Her entire face softened, and she leaned over to hug me. "I'll miss you too, Bella."

She pulled away, and we stood there awkwardly for a moment, and I knew she needed to leave before things got harder or more awkward. "Bye."

"Bye. Have a good time, honey," she smiled at me again, and got into the car.

Sam and I took a step back so we were out of her way and she pulled the SUV out, turned around and disappeared down the driveway, the dust erasing her from view.

"Ready to go?" Sam asked, glancing at me.

I let out a long sigh, and turned to look at the buildings in front of me with.

Three whole months had never seemed so long.

Check in was a long process. Inside the building they searched my bags for weapons or anything else that wasn't allowed at the camp. They patted me down to make sure I had nothing like that on my body either. Sam told me I'd be in group C, and I stood back while he talked to one of the other counselors, waiting for him to take me to my group. I wasn't impatient though, I was in no hurry to met all the other kids.

"This is Alice Brandon, she's in your group, Sam." A tall dark haired woman said. She was extremely pretty, but the sharpness of her eyes and voice gave her an edge. Beside her was a short, skinny, black haired girl. She turned to look at me, her smokey blue eyes studying me as she raked a hand through her short, spikey hair.

"Thanks Leah," Sam said, and motioned for Alice to come stand with us. Leah smiled back at him and walked out the door.

"Alice, this is Isabella," Sam introduced quickly.

"Bella," I muttered.

Alice smiled. "So...what are you in for?"

I bit my lip like I always did when I was nervous or reluctant. "What are you in for?" I tried to turn the question back on her. I didn't like to pry, but I as curious about what this girl had done. She was maybe five feet and her eyes seemed to have a warmness to them that I hadn't expected to find here. I couldn't imagine what she had done.

"It's really stupid," she warned me, rolling her eyes. "See, ever since I was little, I've been able to....see things. Stuff before it happens. I don't know how it works, I just know it does. Anyway it freaked my parents out when I started talking about stuff that hadn't happened...and then it did happen. They've been trying to get me to go to therapy ever since. This year they finally drew the line, and told me it was this or they were cutting me off from everything." She shrugged. "So here I am." Her eyes met mine, and it looked like she was waiting for me to tell her that she was crazy or something.

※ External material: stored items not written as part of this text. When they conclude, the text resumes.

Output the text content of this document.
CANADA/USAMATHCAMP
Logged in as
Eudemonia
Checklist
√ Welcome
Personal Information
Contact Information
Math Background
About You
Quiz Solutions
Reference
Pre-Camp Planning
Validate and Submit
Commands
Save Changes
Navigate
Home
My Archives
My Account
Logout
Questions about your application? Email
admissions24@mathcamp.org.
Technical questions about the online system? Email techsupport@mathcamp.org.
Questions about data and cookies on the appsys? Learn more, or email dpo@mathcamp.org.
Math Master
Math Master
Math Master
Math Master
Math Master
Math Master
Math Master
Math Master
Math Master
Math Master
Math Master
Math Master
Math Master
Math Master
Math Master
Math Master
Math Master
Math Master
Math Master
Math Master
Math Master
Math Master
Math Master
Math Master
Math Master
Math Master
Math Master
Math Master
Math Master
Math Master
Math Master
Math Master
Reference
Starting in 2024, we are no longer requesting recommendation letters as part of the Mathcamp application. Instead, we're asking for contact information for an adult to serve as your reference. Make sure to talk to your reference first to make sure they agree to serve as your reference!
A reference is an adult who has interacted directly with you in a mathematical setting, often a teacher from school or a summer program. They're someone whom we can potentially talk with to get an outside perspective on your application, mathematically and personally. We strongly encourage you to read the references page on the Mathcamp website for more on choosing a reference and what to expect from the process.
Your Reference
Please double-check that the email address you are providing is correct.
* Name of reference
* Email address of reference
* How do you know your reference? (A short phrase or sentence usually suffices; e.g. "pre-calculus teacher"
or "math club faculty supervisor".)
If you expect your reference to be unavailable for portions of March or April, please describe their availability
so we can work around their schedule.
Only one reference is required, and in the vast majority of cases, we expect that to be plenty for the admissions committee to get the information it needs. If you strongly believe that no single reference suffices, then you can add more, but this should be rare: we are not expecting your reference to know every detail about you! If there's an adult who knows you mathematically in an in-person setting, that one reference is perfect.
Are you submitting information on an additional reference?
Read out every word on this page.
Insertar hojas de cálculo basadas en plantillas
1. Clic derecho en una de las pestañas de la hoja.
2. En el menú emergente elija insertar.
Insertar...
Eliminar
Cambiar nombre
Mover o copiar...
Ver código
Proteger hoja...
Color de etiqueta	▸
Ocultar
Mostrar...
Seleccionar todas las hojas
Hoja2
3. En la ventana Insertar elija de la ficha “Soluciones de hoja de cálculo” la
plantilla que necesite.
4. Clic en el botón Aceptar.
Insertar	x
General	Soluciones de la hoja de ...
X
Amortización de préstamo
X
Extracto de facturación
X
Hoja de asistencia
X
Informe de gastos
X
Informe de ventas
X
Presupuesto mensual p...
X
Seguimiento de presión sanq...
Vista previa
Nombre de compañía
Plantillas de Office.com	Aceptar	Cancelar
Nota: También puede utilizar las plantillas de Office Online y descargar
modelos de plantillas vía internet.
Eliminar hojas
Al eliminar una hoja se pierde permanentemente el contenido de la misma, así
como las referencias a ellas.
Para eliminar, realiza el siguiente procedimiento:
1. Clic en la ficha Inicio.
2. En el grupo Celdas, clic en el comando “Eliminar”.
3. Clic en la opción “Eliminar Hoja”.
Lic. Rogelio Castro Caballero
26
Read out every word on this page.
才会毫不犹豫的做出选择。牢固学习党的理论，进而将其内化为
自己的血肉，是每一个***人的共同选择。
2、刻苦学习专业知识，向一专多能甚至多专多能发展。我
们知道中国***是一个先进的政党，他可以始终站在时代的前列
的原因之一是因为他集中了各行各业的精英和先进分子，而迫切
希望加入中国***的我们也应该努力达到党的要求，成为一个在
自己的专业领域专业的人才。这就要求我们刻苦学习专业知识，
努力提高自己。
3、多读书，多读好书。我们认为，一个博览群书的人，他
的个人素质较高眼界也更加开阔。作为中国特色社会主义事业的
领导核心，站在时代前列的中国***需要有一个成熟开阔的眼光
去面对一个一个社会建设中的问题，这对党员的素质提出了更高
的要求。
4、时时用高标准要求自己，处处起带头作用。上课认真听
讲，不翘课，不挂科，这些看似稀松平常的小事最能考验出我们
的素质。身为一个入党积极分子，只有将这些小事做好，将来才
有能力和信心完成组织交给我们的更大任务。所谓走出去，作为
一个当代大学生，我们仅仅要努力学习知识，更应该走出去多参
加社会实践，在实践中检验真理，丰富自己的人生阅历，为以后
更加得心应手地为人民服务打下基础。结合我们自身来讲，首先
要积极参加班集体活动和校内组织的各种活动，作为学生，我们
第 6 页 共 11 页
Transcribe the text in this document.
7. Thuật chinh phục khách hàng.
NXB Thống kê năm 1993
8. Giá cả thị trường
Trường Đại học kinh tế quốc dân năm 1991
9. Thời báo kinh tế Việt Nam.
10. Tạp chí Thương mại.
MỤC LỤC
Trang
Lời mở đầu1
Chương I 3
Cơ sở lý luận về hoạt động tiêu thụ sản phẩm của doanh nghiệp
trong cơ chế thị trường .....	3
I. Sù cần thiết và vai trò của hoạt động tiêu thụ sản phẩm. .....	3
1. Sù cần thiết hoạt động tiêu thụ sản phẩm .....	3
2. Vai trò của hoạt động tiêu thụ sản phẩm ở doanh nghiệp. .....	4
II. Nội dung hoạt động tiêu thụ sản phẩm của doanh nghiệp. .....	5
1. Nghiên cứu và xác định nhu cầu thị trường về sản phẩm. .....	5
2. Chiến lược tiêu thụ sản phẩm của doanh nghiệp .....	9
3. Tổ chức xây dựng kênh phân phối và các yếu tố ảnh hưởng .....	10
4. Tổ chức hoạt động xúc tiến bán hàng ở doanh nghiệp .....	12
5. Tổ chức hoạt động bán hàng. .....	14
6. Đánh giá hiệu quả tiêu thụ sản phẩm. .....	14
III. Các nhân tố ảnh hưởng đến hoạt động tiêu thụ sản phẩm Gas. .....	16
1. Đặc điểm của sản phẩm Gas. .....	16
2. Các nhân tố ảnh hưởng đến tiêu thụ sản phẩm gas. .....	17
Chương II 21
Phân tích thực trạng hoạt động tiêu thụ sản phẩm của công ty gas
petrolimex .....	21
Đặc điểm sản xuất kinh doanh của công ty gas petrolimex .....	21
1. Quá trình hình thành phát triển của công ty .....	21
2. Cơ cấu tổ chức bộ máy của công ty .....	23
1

When I didn't, she smiled. "Well I told you, so what are you in for?"

I don't want to talk about it... "Uh," was all I managed.

Her face softened. "It's okay. I don't mind talking about my stuff, but I know some people do."

"Thanks," I murmured.

She smiled. "I think we are going to be good friends."

I smiled back at her. It was awfully sudden to say something like that, but I hoped she was right.

Sam turned back to us then, with a wide smile spread over his face, so I knew he had heard at least the end of our conversation. "You guys are the last ones in your group, so everyone is already at the cabin. Ready to go meet everyone else?"

No. But neither of us said anything, just shrugged, and Sam lead us outside and towards the cabin that would be our home for the next three months.